Potential solution & caveat
One solution is to copy the entire vector every time, to include the new items, and then throw away the old copy.
But that's very slow in scenarios such as in the example above, where we'd be copying 1000 items just to insert 1 item, even though we might clearly already have enough capacity.
Is there a generic way to (correctly) solve this problem efficiently, i.e. without suffering from O(n) slowdown in cases where nothing is aliasing?
You can use the predicates std::less etc, which are guaranteed to give a total order, even when the raw pointer comparisons do not.
From the standard [comparisons]/8:
For templates greater, less, greater_equal, and less_equal, the specializations for any pointer type yield a total order, even if the built-in operators <, >, <=, >= do not.
But how do we do this? According to C++, if they don't refer to the same array, then pointer comparisons would be undefined!
Wrong. The pointer comparisons are unspecified, not undefined. From C++03 §5.9/2 [expr.rel]:
[...] Pointers to objects or functions of the same type (after pointer conversions) can be compared, with a result defined as follows:
[...]
-Other pointer comparisons are unspecified.
So it's safe to test if there is an overlap before doing the expensive-but-correct copy.
Interestingly, C99 differs from C++ in this, in that pointer comparisons between unrelated objects is undefined behavior. From C99 §6.5.8/5:
When two pointers are compared, the result depends on the relative locations in the address space of the objects pointed to. [...] In all other cases, the behavior is undefined.
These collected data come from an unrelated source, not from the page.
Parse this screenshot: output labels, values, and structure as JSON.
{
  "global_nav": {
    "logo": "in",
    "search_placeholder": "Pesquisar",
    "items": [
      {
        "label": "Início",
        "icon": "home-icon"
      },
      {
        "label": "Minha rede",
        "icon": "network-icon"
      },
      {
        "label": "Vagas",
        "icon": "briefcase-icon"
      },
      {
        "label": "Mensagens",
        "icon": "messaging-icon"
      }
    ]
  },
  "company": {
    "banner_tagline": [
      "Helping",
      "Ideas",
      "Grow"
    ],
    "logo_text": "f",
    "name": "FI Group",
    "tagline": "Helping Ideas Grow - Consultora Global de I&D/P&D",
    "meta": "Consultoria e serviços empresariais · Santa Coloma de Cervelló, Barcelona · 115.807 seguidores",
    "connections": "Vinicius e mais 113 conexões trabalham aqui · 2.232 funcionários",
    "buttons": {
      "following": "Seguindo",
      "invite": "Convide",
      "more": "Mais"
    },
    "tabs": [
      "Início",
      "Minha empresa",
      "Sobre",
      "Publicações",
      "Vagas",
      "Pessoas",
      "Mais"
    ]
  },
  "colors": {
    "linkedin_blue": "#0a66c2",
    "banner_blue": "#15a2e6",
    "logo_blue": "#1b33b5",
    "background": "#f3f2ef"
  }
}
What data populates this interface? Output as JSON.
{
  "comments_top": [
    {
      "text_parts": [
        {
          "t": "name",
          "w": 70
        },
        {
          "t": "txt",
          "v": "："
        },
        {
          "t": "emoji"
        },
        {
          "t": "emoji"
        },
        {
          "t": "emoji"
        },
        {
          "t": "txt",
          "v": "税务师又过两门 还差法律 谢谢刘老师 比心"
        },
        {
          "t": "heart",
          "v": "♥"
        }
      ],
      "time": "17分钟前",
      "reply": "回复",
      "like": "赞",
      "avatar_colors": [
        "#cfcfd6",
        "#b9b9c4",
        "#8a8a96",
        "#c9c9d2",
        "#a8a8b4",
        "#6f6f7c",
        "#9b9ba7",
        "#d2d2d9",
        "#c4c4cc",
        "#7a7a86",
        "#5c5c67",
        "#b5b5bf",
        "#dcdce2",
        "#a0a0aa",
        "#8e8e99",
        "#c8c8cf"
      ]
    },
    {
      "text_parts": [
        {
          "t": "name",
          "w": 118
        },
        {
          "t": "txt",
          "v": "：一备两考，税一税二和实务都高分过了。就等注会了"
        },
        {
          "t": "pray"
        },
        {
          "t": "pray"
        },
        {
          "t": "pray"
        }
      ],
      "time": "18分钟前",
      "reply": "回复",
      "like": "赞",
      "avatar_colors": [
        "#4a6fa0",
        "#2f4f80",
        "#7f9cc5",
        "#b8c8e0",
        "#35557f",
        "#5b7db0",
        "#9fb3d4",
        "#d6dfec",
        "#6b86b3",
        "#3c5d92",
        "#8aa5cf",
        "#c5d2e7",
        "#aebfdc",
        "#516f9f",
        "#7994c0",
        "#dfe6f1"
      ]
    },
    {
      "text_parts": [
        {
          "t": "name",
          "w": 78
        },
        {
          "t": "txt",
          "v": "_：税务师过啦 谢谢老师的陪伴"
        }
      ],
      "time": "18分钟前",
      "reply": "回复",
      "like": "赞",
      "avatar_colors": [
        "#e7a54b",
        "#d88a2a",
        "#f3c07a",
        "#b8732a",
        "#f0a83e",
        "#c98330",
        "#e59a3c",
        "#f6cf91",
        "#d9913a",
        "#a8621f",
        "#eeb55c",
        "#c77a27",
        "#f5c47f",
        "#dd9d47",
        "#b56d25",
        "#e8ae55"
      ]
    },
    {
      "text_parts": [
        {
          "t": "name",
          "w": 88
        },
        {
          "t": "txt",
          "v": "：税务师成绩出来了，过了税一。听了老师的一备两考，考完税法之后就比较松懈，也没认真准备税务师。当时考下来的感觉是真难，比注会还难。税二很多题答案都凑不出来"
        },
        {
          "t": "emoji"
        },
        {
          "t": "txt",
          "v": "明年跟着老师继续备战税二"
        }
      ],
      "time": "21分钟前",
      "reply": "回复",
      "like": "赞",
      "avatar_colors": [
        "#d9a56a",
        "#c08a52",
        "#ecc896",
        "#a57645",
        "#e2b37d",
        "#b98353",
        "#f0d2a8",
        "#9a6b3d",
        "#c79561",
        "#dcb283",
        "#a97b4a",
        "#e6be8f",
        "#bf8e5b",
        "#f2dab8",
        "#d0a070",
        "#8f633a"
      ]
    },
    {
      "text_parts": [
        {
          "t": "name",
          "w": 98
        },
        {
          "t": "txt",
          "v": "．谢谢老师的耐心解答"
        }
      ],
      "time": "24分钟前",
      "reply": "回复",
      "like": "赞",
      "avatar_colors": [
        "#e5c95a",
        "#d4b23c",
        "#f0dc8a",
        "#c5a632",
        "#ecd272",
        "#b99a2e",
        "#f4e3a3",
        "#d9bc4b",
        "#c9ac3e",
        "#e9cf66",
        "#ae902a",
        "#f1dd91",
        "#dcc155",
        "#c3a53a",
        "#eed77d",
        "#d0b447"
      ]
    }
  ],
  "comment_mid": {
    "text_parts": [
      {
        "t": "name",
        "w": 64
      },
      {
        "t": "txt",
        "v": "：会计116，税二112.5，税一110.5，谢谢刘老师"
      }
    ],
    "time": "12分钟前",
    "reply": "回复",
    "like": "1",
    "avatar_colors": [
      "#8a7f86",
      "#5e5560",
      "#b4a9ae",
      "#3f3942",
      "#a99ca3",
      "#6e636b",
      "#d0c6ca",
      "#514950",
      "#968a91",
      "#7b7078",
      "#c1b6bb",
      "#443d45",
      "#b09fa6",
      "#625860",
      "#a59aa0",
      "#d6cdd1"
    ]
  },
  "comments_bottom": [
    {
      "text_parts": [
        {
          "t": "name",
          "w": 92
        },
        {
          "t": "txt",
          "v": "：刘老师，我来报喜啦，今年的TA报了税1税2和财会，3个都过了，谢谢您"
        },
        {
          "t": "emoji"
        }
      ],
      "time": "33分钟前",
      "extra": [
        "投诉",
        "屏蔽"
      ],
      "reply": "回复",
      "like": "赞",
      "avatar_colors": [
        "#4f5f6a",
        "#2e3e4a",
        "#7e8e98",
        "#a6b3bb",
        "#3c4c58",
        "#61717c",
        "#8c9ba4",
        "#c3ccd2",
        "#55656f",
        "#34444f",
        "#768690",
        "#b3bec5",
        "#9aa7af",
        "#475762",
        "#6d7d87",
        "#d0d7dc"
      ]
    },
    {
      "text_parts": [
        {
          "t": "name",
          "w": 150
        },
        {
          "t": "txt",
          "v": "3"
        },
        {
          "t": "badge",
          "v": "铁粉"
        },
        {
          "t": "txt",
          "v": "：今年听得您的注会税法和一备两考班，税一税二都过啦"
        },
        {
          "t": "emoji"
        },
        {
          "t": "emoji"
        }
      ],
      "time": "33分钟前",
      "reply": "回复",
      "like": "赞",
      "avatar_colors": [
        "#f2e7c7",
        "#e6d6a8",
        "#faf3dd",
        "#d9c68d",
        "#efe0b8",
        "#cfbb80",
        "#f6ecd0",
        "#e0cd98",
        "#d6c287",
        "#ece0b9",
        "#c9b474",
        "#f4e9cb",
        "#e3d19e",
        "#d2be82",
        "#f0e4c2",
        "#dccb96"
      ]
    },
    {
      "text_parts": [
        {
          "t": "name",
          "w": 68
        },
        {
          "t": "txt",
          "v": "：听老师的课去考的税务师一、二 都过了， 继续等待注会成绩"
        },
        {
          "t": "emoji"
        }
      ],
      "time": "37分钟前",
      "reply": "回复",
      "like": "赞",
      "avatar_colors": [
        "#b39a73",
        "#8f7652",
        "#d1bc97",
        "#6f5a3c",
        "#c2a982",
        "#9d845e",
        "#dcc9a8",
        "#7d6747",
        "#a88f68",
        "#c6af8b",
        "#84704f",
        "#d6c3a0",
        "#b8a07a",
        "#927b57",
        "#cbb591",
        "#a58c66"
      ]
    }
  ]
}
Actually, this would be true even if they were regular iterators. There's nothing stopping anyone doing
std::vector<int> v;
// fill v
v.insert(v.end() - 3, v.begin(), v.end());
Determining if they alias is a problem for any implementation of iterators.
However, the thing you're missing is that you're the implementation, you don't have to use portable code. As the implementation, you can do whatever you want. You could say "Well, in my implementation, I follow x86 and < and > are fine to use for any pointers.". And that would be fine.